Peter_Griffin · October 29, 2019, 2:19am

strings <- c("/run/media/bb/cc/GA/DrRao/JOBS/Edgar filings_full text/Form S-1/10/10_S-1_2013-11-20_0001104659-13-086087.txt", "/run/media/bb/cc/GA/DrRao/JOBS/Edgar filings_full text/Form S-1/1001172/1001172_S-1_2013-01-20_0001104659-13-086087.txt")

I need to extract the number after S-1 between the first / and the second /, which are 10 and 101172, how could I achieve this? Thanks!

FJCC · October 29, 2019, 2:37am

You can use a regular expression with a look-behind assertion, which has the form (?<=...). That means "look for text that follows what is in the place of the three dots".

library(stringr)
#> Warning: package 'stringr' was built under R version 3.5.3
strings <- c("/run/media/bb/cc/GA/DrRao/JOBS/Edgar filings_full text/Form S-1/10/10_S-1_2013-11-20_0001104659-13-086087.txt", "/run/media/bb/cc/GA/DrRao/JOBS/Edgar filings_full text/Form S-1/1001172/1001172_S-1_2013-01-20_0001104659-13-086087.txt")
numbers <- str_extract(strings,"(?<=S-1/)\\d+")
numbers
#> [1] "10"      "1001172"

^{Created on 2019-10-28 by the reprex package (v0.3.0.9000)}

Peter_Griffin · October 29, 2019, 2:44am

Are there any tutorials on understanding the regular expressions?

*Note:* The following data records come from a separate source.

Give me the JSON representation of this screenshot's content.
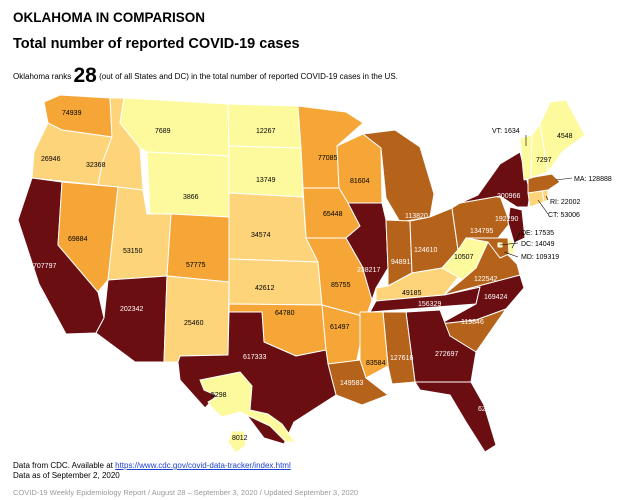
{
  "header": {
    "title": "OKLAHOMA IN COMPARISON",
    "subtitle": "Total number of reported COVID-19 cases",
    "rank_prefix": "Oklahoma ranks",
    "rank_number": "28",
    "rank_suffix": "(out of all States and DC) in the total number of reported COVID-19 cases in the US."
  },
  "colors": {
    "very_low": "#fdfa9e",
    "low": "#fed47a",
    "medium": "#f5a637",
    "high": "#b5621a",
    "very_high": "#6b0e12",
    "border": "#ffffff"
  },
  "states": [
    {
      "id": "WA",
      "value": "74939",
      "level": "medium"
    },
    {
      "id": "OR",
      "value": "26946",
      "level": "low"
    },
    {
      "id": "ID",
      "value": "32368",
      "level": "low"
    },
    {
      "id": "MT",
      "value": "7689",
      "level": "very_low"
    },
    {
      "id": "ND",
      "value": "12267",
      "level": "very_low"
    },
    {
      "id": "SD",
      "value": "13749",
      "level": "very_low"
    },
    {
      "id": "WY",
      "value": "3866",
      "level": "very_low"
    },
    {
      "id": "MN",
      "value": "77085",
      "level": "medium"
    },
    {
      "id": "WI",
      "value": "81604",
      "level": "medium"
    },
    {
      "id": "MI",
      "value": "113820",
      "level": "high"
    },
    {
      "id": "IA",
      "value": "65448",
      "level": "medium"
    },
    {
      "id": "NE",
      "value": "34574",
      "level": "low"
    },
    {
      "id": "CA",
      "value": "707797",
      "level": "very_high"
    },
    {
      "id": "NV",
      "value": "69884",
      "level": "medium"
    },
    {
      "id": "UT",
      "value": "53150",
      "level": "low"
    },
    {
      "id": "CO",
      "value": "57775",
      "level": "medium"
    },
    {
      "id": "KS",
      "value": "42612",
      "level": "low"
    },
    {
      "id": "MO",
      "value": "85755",
      "level": "medium"
    },
    {
      "id": "IL",
      "value": "238217",
      "level": "very_high"
    },
    {
      "id": "IN",
      "value": "94891",
      "level": "high"
    },
    {
      "id": "OH",
      "value": "124610",
      "level": "high"
    },
    {
      "id": "KY",
      "value": "49185",
      "level": "low"
    },
    {
      "id": "WV",
      "value": "10507",
      "level": "very_low"
    },
    {
      "id": "AZ",
      "value": "202342",
      "level": "very_high"
    },
    {
      "id": "NM",
      "value": "25460",
      "level": "low"
    },
    {
      "id": "OK",
      "value": "64780",
      "level": "medium"
    },
    {
      "id": "AR",
      "value": "61497",
      "level": "medium"
    },
    {
      "id": "TN",
      "value": "156329",
      "level": "very_high"
    },
    {
      "id": "NC",
      "value": "169424",
      "level": "very_high"
    },
    {
      "id": "VA",
      "value": "122542",
      "level": "high"
    },
    {
      "id": "SC",
      "value": "119846",
      "level": "high"
    },
    {
      "id": "GA",
      "value": "272697",
      "level": "very_high"
    },
    {
      "id": "AL",
      "value": "127616",
      "level": "high"
    },
    {
      "id": "MS",
      "value": "83584",
      "level": "medium"
    },
    {
      "id": "LA",
      "value": "149583",
      "level": "high"
    },
    {
      "id": "TX",
      "value": "617333",
      "level": "very_high"
    },
    {
      "id": "FL",
      "value": "624116",
      "level": "very_high"
    },
    {
      "id": "PA",
      "value": "134795",
      "level": "high"
    },
    {
      "id": "NY",
      "value": "200966",
      "level": "very_high"
    },
    {
      "id": "NJ",
      "value": "192290",
      "level": "very_high"
    },
    {
      "id": "DE",
      "value": "17535",
      "level": "very_low"
    },
    {
      "id": "MD",
      "value": "109319",
      "level": "high"
    },
    {
      "id": "DC",
      "value": "14049",
      "level": "very_low"
    },
    {
      "id": "CT",
      "value": "53006",
      "level": "low"
    },
    {
      "id": "RI",
      "value": "22002",
      "level": "low"
    },
    {
      "id": "MA",
      "value": "128888",
      "level": "high"
    },
    {
      "id": "VT",
      "value": "1634",
      "level": "very_low"
    },
    {
      "id": "NH",
      "value": "7297",
      "level": "very_low"
    },
    {
      "id": "ME",
      "value": "4548",
      "level": "very_low"
    },
    {
      "id": "AK",
      "value": "5298",
      "level": "very_low"
    },
    {
      "id": "HI",
      "value": "8012",
      "level": "very_low"
    }
  ],
  "callouts": {
    "VT": "VT: 1634",
    "MA": "MA: 128888",
    "RI": "RI: 22002",
    "CT": "CT: 53006",
    "DE": "DE: 17535",
    "DC": "DC: 14049",
    "MD": "MD: 109319"
  },
  "source": {
    "prefix": "Data from CDC. Available at ",
    "link": "https://www.cdc.gov/covid-data-tracker/index.html",
    "as_of": "Data as of September 2, 2020"
  },
  "footer": "COVID-19 Weekly Epidemiology Report / August 28 – September 3, 2020 / Updated September 3, 2020"
}
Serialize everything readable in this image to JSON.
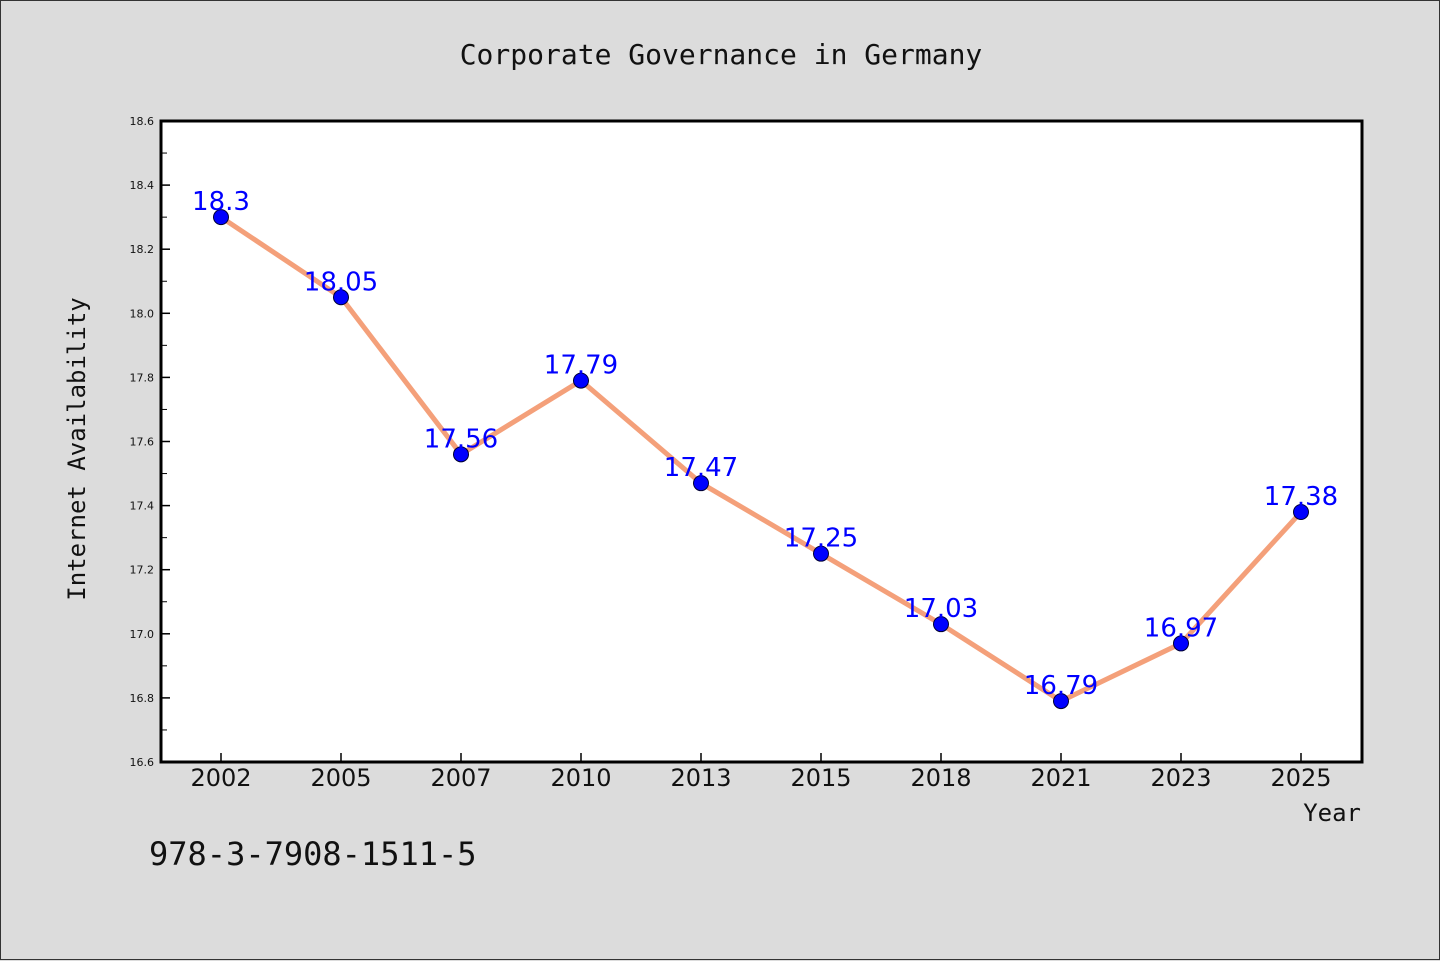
{
  "chart_data": {
    "type": "line",
    "title": "Corporate Governance in Germany",
    "xlabel": "Year",
    "ylabel": "Internet Availability",
    "categories": [
      "2002",
      "2005",
      "2007",
      "2010",
      "2013",
      "2015",
      "2018",
      "2021",
      "2023",
      "2025"
    ],
    "values": [
      18.3,
      18.05,
      17.56,
      17.79,
      17.47,
      17.25,
      17.03,
      16.79,
      16.97,
      17.38
    ],
    "data_labels": [
      "18.3",
      "18.05",
      "17.56",
      "17.79",
      "17.47",
      "17.25",
      "17.03",
      "16.79",
      "16.97",
      "17.38"
    ],
    "ylim": [
      16.6,
      18.6
    ],
    "yticks": [
      16.6,
      16.8,
      17.0,
      17.2,
      17.4,
      17.6,
      17.8,
      18.0,
      18.2,
      18.4,
      18.6
    ],
    "ytick_labels": [
      "16.6",
      "16.8",
      "17.0",
      "17.2",
      "17.4",
      "17.6",
      "17.8",
      "18.0",
      "18.2",
      "18.4",
      "18.6"
    ],
    "grid": false,
    "legend": "none",
    "colors": {
      "line": "#f4a07a",
      "marker": "#0000ff",
      "data_label": "#0000ff",
      "plot_background": "#ffffff",
      "figure_background": "#dcdcdc"
    }
  },
  "footer_text": "978-3-7908-1511-5"
}
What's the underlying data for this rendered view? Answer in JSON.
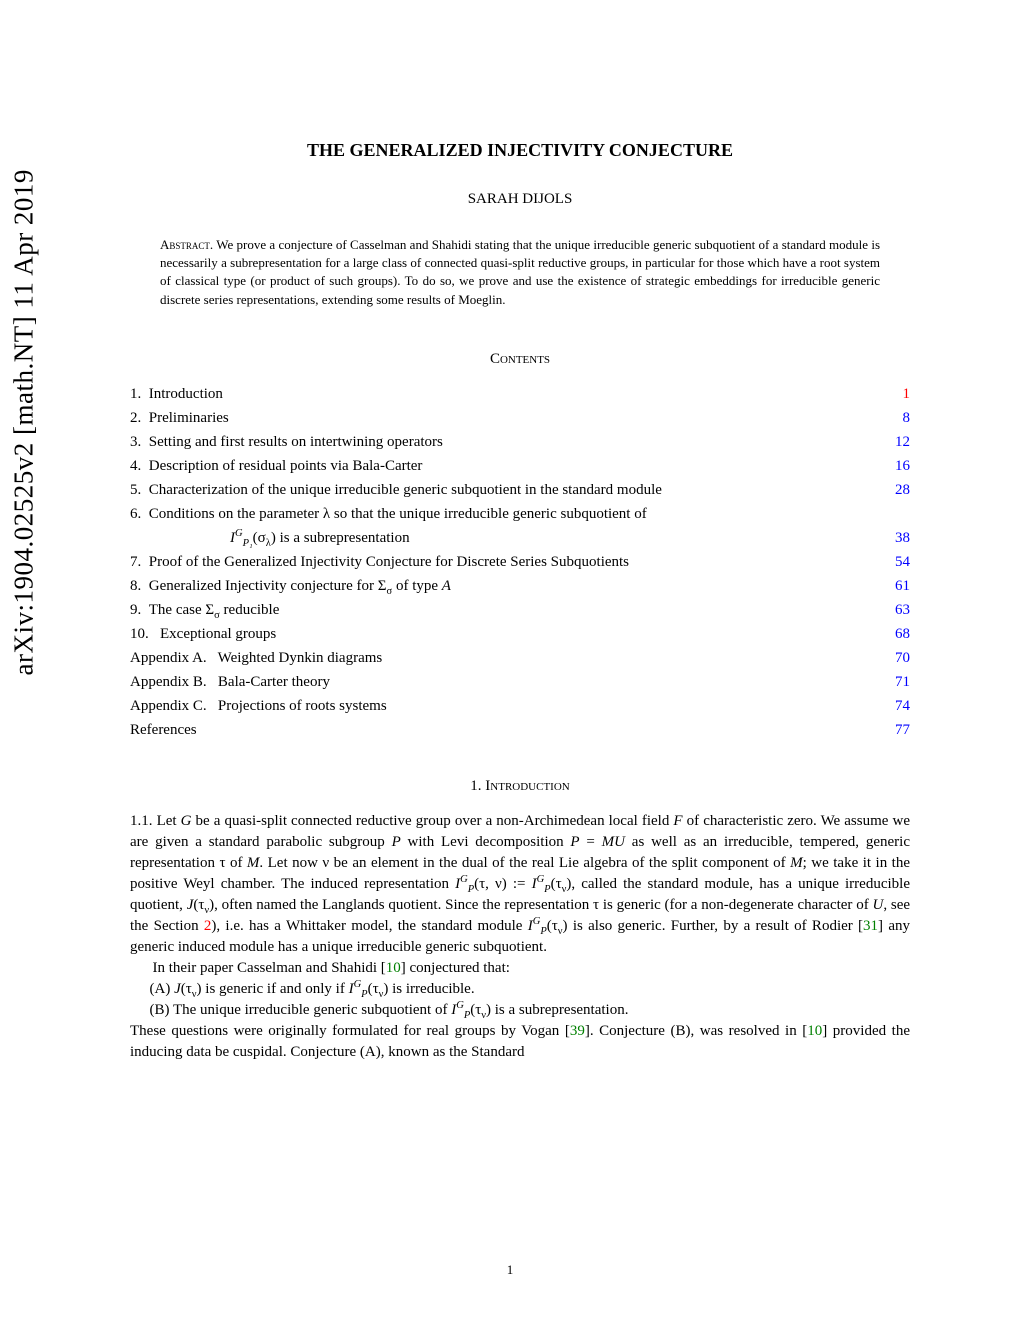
{
  "arxiv_id": "arXiv:1904.02525v2  [math.NT]  11 Apr 2019",
  "title": "THE GENERALIZED INJECTIVITY CONJECTURE",
  "author": "SARAH DIJOLS",
  "abstract_label": "Abstract.",
  "abstract_text": " We prove a conjecture of Casselman and Shahidi stating that the unique irreducible generic subquotient of a standard module is necessarily a subrepresentation for a large class of connected quasi-split reductive groups, in particular for those which have a root system of classical type (or product of such groups). To do so, we prove and use the existence of strategic embeddings for irreducible generic discrete series representations, extending some results of Moeglin.",
  "contents_label": "Contents",
  "toc": [
    {
      "num": "1.",
      "title": "Introduction",
      "page": "1",
      "color": "#ff0000"
    },
    {
      "num": "2.",
      "title": "Preliminaries",
      "page": "8",
      "color": "#0000ff"
    },
    {
      "num": "3.",
      "title": "Setting and first results on intertwining operators",
      "page": "12",
      "color": "#0000ff"
    },
    {
      "num": "4.",
      "title": "Description of residual points via Bala-Carter",
      "page": "16",
      "color": "#0000ff"
    },
    {
      "num": "5.",
      "title": "Characterization of the unique irreducible generic subquotient in the standard module",
      "page": "28",
      "color": "#0000ff"
    },
    {
      "num": "6.",
      "title_prefix": "Conditions on the parameter λ so that the unique irreducible generic subquotient of",
      "title_cont_html": "<span class=\"italic\">I</span><span class=\"sup italic\">G</span><span class=\"sub italic\">P₁</span>(σ<span class=\"sub\">λ</span>) is a subrepresentation",
      "page": "38",
      "color": "#0000ff",
      "two_line": true
    },
    {
      "num": "7.",
      "title": "Proof of the Generalized Injectivity Conjecture for Discrete Series Subquotients",
      "page": "54",
      "color": "#0000ff"
    },
    {
      "num": "8.",
      "title_html": "Generalized Injectivity conjecture for Σ<span class=\"sub\">σ</span> of type <span class=\"italic\">A</span>",
      "page": "61",
      "color": "#0000ff"
    },
    {
      "num": "9.",
      "title_html": "The case Σ<span class=\"sub\">σ</span> reducible",
      "page": "63",
      "color": "#0000ff"
    },
    {
      "num": "10.",
      "title": "  Exceptional groups",
      "page": "68",
      "color": "#0000ff"
    },
    {
      "num": "Appendix A.",
      "title": "   Weighted Dynkin diagrams",
      "page": "70",
      "color": "#0000ff"
    },
    {
      "num": "Appendix B.",
      "title": "   Bala-Carter theory",
      "page": "71",
      "color": "#0000ff"
    },
    {
      "num": "Appendix C.",
      "title": "   Projections of roots systems",
      "page": "74",
      "color": "#0000ff"
    },
    {
      "num": "References",
      "title": "",
      "page": "77",
      "color": "#0000ff"
    }
  ],
  "section1_heading": "1. Introduction",
  "intro_para1_start": "1.1.   Let ",
  "intro_text": {
    "p1": "1.1.   Let <span class=\"italic\">G</span> be a quasi-split connected reductive group over a non-Archimedean local field <span class=\"italic\">F</span> of characteristic zero. We assume we are given a standard parabolic subgroup <span class=\"italic\">P</span> with Levi decomposition <span class=\"italic\">P</span> = <span class=\"italic\">MU</span> as well as an irreducible, tempered, generic representation τ of <span class=\"italic\">M</span>. Let now ν be an element in the dual of the real Lie algebra of the split component of <span class=\"italic\">M</span>; we take it in the positive Weyl chamber. The induced representation <span class=\"italic\">I</span><span class=\"sup italic\">G</span><span class=\"sub italic\">P</span>(τ, ν) := <span class=\"italic\">I</span><span class=\"sup italic\">G</span><span class=\"sub italic\">P</span>(τ<span class=\"sub\">ν</span>), called the standard module, has a unique irreducible quotient, <span class=\"italic\">J</span>(τ<span class=\"sub\">ν</span>), often named the Langlands quotient. Since the representation τ is generic (for a non-degenerate character of <span class=\"italic\">U</span>, see the Section <span class=\"link-red\">2</span>), i.e. has a Whittaker model, the standard module <span class=\"italic\">I</span><span class=\"sup italic\">G</span><span class=\"sub italic\">P</span>(τ<span class=\"sub\">ν</span>) is also generic. Further, by a result of Rodier [<span class=\"link-green\">31</span>] any generic induced module has a unique irreducible generic subquotient.",
    "p2": "In their paper Casselman and Shahidi [<span class=\"link-green\">10</span>] conjectured that:",
    "itemA": "(A) <span class=\"italic\">J</span>(τ<span class=\"sub\">ν</span>) is generic if and only if <span class=\"italic\">I</span><span class=\"sup italic\">G</span><span class=\"sub italic\">P</span>(τ<span class=\"sub\">ν</span>) is irreducible.",
    "itemB": "(B) The unique irreducible generic subquotient of <span class=\"italic\">I</span><span class=\"sup italic\">G</span><span class=\"sub italic\">P</span>(τ<span class=\"sub\">ν</span>) is a subrepresentation.",
    "p3": "These questions were originally formulated for real groups by Vogan [<span class=\"link-green\">39</span>]. Conjecture (B), was resolved in [<span class=\"link-green\">10</span>] provided the inducing data be cuspidal. Conjecture (A), known as the Standard"
  },
  "page_number": "1",
  "colors": {
    "background": "#ffffff",
    "text": "#000000",
    "link_blue": "#0000ff",
    "link_red": "#ff0000",
    "link_green": "#008000"
  }
}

andresrcs · October 29, 2019, 2:46am

There are lots of resources online but if you are looking for a book, I would recommend this one

https://www.amazon.com/Mastering-Regular-Expressions-Jeffrey-Friedl/dp/0596528124

Peter_Griffin · October 29, 2019, 2:47am

Thanks. I think I will stick with the stringr cheat sheet.

andresrcs · October 29, 2019, 2:48am

This article is more specific on that regard but it is not meant to be a regex tutorial

https://stringr.tidyverse.org/articles/regular-expressions.html

nwerth · October 29, 2019, 1:45pm

You can get in some practice with Regex Golf. It's a common game (the link is just one person's version) with the goal of writing a regular expression to match everything in one list and nothing in another. It's scored by the number of characters in the expression, so it's like golf in that lower scores are better.

system · November 5, 2019, 1:45pm

This topic was automatically closed 7 days after the last reply. New replies are no longer allowed.